I continue to gain physically, and as I do, with no business cares, I feel it in more and more strongly, that I should get busy somehow, somewhere in advocating our national principles.
The Administration is making lots of ammunition, that is practically going to waste for want of attention. The reactionary republicans will control, and will limit their campaign to the tariff largely. The time to expose those things is when there is no direct campaign on. We should in some way have an understanding with and a plan of national cooperation. So far as this state is concerned that work must devolve largely upon you. Richards will concentrate on his primary law amendments, but I have no doubt will work with us when we are ready. Now so far as The Progressive Party is concerned, I stand just where I advised you before election I would, but could not, without being misunderstood take that position publicly.
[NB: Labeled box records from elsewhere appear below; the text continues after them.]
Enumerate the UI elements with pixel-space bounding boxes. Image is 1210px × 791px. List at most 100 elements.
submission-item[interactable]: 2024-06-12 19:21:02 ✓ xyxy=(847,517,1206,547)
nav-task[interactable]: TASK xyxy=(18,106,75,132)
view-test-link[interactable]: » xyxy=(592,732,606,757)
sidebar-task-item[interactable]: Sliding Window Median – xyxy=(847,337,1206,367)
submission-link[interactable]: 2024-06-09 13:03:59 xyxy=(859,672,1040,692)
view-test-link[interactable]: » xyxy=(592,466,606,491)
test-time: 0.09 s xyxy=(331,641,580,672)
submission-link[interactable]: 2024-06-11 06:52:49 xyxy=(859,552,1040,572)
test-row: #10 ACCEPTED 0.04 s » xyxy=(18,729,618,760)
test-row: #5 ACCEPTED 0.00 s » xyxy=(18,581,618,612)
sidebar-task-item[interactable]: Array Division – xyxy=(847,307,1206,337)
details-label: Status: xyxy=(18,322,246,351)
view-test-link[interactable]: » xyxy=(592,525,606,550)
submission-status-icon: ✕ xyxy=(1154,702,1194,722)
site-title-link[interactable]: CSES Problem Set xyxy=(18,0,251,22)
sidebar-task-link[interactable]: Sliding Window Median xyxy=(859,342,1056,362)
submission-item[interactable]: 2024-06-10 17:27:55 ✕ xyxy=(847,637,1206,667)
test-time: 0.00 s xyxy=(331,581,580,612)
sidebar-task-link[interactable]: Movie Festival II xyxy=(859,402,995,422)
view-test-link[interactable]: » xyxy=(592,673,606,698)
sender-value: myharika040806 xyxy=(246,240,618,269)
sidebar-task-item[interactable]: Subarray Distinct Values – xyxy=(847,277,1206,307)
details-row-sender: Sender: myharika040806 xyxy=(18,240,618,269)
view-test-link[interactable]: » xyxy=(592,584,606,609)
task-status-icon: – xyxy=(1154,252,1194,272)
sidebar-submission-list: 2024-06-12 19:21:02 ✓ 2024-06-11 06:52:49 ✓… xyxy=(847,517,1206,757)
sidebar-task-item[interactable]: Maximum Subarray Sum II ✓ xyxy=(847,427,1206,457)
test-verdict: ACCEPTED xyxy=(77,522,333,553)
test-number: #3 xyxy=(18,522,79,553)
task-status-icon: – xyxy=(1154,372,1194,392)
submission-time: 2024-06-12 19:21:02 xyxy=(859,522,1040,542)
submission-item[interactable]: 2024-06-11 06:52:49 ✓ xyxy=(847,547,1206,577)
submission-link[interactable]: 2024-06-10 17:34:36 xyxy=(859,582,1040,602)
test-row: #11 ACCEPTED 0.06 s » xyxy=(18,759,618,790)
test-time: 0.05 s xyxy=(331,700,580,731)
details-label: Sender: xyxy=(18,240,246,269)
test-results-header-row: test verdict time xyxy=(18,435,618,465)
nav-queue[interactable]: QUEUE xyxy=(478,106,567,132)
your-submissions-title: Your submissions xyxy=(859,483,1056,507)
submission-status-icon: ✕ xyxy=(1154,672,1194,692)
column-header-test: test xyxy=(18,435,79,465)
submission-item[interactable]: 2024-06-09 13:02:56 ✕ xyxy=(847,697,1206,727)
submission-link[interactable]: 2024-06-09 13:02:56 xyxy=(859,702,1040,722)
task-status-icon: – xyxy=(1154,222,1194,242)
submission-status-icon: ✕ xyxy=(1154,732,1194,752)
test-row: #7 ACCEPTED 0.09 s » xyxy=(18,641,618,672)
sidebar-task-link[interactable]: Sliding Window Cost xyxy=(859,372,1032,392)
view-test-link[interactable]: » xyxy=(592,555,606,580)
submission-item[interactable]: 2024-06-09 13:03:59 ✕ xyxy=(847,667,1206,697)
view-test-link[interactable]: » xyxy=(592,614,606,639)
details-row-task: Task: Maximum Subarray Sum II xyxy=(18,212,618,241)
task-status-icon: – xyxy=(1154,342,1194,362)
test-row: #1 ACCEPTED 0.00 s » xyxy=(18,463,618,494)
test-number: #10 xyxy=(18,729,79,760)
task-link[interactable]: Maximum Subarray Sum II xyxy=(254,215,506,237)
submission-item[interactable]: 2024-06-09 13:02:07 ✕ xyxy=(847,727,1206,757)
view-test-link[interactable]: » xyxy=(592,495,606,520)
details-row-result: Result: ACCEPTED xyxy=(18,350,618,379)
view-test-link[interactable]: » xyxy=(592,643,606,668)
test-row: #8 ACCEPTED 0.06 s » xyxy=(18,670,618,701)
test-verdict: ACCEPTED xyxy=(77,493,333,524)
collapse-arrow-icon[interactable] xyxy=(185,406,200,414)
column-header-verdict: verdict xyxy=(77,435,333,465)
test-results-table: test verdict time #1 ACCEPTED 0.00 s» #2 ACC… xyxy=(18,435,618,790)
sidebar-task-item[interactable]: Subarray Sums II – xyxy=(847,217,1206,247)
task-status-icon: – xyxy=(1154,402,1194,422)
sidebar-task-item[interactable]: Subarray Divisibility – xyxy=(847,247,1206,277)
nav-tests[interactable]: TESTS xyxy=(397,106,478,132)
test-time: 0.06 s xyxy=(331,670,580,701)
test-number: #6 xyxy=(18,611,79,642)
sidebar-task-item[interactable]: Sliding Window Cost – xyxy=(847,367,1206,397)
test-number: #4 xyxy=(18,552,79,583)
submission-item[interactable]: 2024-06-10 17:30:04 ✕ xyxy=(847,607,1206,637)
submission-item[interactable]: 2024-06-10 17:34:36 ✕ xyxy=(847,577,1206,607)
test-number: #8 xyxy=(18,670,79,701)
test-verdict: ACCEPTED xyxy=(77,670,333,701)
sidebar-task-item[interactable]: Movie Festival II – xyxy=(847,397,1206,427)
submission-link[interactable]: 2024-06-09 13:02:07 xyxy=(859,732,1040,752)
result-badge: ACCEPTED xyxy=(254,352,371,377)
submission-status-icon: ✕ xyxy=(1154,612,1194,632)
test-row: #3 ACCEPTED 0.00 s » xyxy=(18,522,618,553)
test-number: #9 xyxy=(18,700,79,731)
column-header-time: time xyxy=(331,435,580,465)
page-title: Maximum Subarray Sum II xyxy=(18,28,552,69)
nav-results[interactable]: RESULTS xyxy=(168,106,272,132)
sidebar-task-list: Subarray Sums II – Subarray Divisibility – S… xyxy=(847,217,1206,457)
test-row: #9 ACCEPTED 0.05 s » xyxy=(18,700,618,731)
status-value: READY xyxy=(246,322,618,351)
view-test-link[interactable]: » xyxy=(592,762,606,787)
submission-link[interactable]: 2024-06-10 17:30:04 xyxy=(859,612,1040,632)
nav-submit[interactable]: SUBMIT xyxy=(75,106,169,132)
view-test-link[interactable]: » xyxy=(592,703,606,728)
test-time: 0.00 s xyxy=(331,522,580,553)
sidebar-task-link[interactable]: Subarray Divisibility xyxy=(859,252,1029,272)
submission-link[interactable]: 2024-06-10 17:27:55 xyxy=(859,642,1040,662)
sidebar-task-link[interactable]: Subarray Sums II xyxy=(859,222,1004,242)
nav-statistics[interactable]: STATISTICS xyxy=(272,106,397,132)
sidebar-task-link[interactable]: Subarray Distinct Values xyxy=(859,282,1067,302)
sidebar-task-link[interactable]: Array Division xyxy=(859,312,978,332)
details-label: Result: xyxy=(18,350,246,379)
I can and will be glad to cooperate with the true progressives.

I would not trust the men in this state who deserted us for Johnson, but there is no necessity of making that public at present.

So far as the National organization, I could not cooperate with them so long as they are financed and controlled by Perkins.

Now the thing for you to find out first is, as to what extent after the prominent desertions of the McCormicks, can Perkins control the national organization. Roosevelt will go with Perkins I think.

At any rate in the Pinchot discussion he so affirmed very emphatically, and in any case I think that he should be deposed as ROSS.

Are you acquainted with Raymond Robbins of Chicago? From what I have heard he is one of our kind? My friend Hampton of New York wanted me to stay over in Chicago on one of my trips to get in touch with him

But I did not seem to have time on any of my trips. I did stop over between trains to have a visit with the editor of “The Public” and was very much pleased with both him and his good wife.

Get in touch with Johnson of California, and while in Washington with Kent and other Washington (crossed out) California Progressives. Poindexter and The Washington delegation. Kegley of the Washington State Grange is a very strong man there and I will take it up with him.

The Pinchots of course and find out how New York & Penn? are likely to go in National convention. Clapp of Minn. May have to take his chances in the republican ranks again. Like what I have seen of him. Now if that group will cooperate with us for a straight, clean cut, advanced platform that would simplify matters a great deal but if not, then I think that it would be better for us to organize this state and wait.developments.

In the meantime if I only had expense money to pay for stationary, printing and postage, I would begin another series of one column articles and furnish to as many of the papers in the state as would use them, and begin a systematic movement to enlist earnest men in the several counties. This would necessitate personal visits, and prepare the way for personal work later if we can start a regular Paper, as you have suggested.

I wish that you would have a good, visit with LaFollette and learn what his plans are for the future. I am satisfied that he is more inclined to independent action than he was. Still his political life is evidently at stake in Wisconsin. Having supported the Progressive candidate for Governor, and I think for Senator I am not sure, but it is going to complicate matters very much for him.

There is a great deal to do, and now is the time to begin.